Note: By invitation, I’ve started a blog on the Psychology Today website, and my latest post can be read there or here, although different (and likely more numerous) comments will be posted there. This entry resembles and updates one I posted here in March 2009, which was followed by an interesting exchange on “insatiable widows” and other cross-cultural myths.
We hear a lot about sex differences, and arguments rage over which are real. Evolutionary theorists weigh in about why this or that difference should be expected, while some anthropologists say cultures vary so much that generalizations are folly. But of all Darwinian predictions about la différence, few are as logical as the one about sex differences in sexuality. Here’s why.
Women risk so much more in any coupling that natural selection should have made them wary; those who were not took reckless risks. Males have a lot less to lose, so women should be more reluctant and choosy. Or, as anthropologist Donald Symons said, most cultures have understood that sex is something that women have and men want. An exaggeration, certainly. Women who didn’t want it at all, ever, didn’t leave many offspring. But between the sexes all is relative, and women have hand. Their reproductive power sets a limit, their big investment is at stake every time, and a uterus is a hugely valuable thing.
In the anthropological record about two thirds of societies made men offer wealth or service to their brides’ families; this “brideprice” had no exact counterpart on the other side-dowries, practiced in about three percent of cultures, were traditionally from the bride’s family to the couple, and occurred in highly stratified societies where there was severe competition for the highest-status men.
But neither evolutionary theory nor cross-cultural data can prove a sex difference. Here’s where psychological studies come in, and two reviews by Roy F. Baumeister and his colleagues are relevant. The first, co-authored by Kathleen Catanese and Kathleen Vohs, asked, “Is there a gender difference in sex drive?” and reviewed hundreds of studies. The answer is an unequivocal yes.

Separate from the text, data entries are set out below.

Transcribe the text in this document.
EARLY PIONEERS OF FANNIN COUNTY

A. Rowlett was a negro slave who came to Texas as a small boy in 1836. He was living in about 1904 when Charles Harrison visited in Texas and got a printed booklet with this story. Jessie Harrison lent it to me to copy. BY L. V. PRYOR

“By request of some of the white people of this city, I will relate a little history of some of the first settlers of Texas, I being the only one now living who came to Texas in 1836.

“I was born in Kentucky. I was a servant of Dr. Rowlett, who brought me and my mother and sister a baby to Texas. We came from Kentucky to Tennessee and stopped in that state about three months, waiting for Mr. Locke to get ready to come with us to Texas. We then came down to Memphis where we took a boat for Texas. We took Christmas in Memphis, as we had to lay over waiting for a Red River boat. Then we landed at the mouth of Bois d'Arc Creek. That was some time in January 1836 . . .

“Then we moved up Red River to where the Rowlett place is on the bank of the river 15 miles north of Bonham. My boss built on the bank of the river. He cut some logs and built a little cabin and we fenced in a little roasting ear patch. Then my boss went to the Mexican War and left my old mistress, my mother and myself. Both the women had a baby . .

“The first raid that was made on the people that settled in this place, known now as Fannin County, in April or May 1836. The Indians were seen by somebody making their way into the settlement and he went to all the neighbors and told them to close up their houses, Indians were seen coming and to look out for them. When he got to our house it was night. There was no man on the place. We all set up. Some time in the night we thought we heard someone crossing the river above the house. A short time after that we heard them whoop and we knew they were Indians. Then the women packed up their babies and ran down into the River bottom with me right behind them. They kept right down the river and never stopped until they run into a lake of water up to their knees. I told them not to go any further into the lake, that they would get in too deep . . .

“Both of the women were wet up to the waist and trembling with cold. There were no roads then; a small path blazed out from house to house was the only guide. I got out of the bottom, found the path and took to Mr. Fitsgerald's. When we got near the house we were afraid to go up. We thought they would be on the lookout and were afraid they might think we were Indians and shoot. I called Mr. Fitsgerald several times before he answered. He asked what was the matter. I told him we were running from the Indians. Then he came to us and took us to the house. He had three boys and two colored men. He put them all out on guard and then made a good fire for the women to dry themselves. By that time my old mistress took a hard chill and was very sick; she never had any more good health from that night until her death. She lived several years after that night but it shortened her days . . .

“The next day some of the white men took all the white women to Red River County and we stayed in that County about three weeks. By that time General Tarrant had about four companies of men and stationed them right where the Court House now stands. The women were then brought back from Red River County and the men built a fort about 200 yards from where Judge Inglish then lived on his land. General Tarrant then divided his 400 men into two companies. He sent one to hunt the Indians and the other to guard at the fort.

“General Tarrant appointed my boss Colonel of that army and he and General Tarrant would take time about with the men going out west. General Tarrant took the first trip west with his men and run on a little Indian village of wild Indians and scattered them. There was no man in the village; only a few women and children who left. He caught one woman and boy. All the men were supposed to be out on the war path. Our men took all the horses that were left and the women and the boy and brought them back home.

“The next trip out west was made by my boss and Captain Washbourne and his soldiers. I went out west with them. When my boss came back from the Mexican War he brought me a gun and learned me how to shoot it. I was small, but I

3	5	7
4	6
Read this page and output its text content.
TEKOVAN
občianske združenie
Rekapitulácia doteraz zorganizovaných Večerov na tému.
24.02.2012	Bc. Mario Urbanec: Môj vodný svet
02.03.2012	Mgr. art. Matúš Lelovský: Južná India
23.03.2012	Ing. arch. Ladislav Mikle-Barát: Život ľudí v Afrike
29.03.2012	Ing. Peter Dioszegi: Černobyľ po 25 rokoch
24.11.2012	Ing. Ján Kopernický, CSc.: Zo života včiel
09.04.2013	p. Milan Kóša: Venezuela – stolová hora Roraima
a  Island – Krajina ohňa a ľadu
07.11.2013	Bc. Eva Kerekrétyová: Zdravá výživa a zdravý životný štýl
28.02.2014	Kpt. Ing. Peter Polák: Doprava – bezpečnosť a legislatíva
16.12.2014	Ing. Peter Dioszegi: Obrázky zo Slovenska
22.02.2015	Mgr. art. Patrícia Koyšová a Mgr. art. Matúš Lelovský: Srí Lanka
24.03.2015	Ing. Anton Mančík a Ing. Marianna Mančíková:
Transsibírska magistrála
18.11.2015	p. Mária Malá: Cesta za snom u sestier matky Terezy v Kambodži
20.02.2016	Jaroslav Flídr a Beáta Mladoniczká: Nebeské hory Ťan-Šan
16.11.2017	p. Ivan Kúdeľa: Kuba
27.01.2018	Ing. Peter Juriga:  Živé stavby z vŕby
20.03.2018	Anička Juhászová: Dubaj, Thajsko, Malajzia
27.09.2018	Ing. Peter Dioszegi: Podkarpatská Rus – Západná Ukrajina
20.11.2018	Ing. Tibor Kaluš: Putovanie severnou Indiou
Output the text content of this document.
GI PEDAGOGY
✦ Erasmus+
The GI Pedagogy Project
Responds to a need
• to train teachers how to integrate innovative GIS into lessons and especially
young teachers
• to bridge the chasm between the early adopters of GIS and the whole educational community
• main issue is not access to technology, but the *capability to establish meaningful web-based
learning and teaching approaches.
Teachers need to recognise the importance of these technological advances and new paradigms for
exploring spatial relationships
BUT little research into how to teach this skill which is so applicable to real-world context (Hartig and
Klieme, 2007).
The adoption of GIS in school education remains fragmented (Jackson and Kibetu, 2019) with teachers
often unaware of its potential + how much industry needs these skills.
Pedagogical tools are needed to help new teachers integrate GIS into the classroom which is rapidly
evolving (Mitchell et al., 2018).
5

Men think about sex more often than women, experience sexual arousal twice as often, have more frequent and varied sexual fantasies about more different partners, masturbate much more frequently, want more partners in the future, and expect sex earlier in a relationship-the actual timing being highly correlated with women’s expectations, not at all with men’s. Virtually all sexual practices, “normal” or otherwise, are more likely to be desired by men.
Women tend to be satisfied with the amount of sex in their marriages but have husbands who want considerably more, even after many years together. Men are twice as likely to initiate sex. Complaints of low sexual desire and difficulty achieving orgasm are far more common in women than men, and the most common sexual problem in young men is premature ejaculation, a sort of excessive eagerness. Or if you invoke “nervousness,” then it often seems to have opposite effects on the two sexes.
Now take the “opposite” sex out of the picture. That should clarify things, especially in a world of male dominance and coercion. Well, gay men have far more sex partners than lesbians, and are more likely to cheat on a long-term partner and less likely to abstain for long periods. Among Catholic clergy, women are more successful in achieving and maintaining celibacy than men.
Now-classic research by Russell Clark III and Elaine Hatfield was published in 1989 after a decade of rejections. Women and men of average attractiveness approached college students of the other sex and asked if they would go to bed with them; 77 percent of the men said yes, 100 percent of the women said no. Two recent replication studies in different countries had less extreme results: women said yes 6 percent and 4 percent of the time (the first study was of women only; the second had a male “yes” rate of 45 percent). Sex with a stranger is the ultimate evolutionary litmus test, and the difference is huge.
In 2004 Baumeister and Vohs looked at sexual economics, with few surprises. Female sex workers routinely charge men for sex; their clients are almost never women. Men sell sex, but-despite the dramatic exceptions-their clients are almost all male. In heterosexual relationships, women speak of “giving” their virginity as a gift, men do not.
What of those who can have a surfeit? Attractive female sports stars resent and fend off sexual attention; males tend to welcome it and take advantage, up to thousands of partners. Even in our liberated culture, men tend to pay for dates during courtship, and there is no “gentlemen’s night” at the local club where women pay the cover charge and men get in for free.
Darwinian predictions may be neat, but theory doesn’t make them true; only the long slog of research can do that. In this case, Symons was basically right. He also noted that for a spell in the sixties and seventies men almost had women convinced that they had as much to gain in sex as any man.
Luckily for our daughters, this trick worked only transiently, and neither sexual revolution, contraception, nor women’s growing economic power appear to have changed the underlying reality.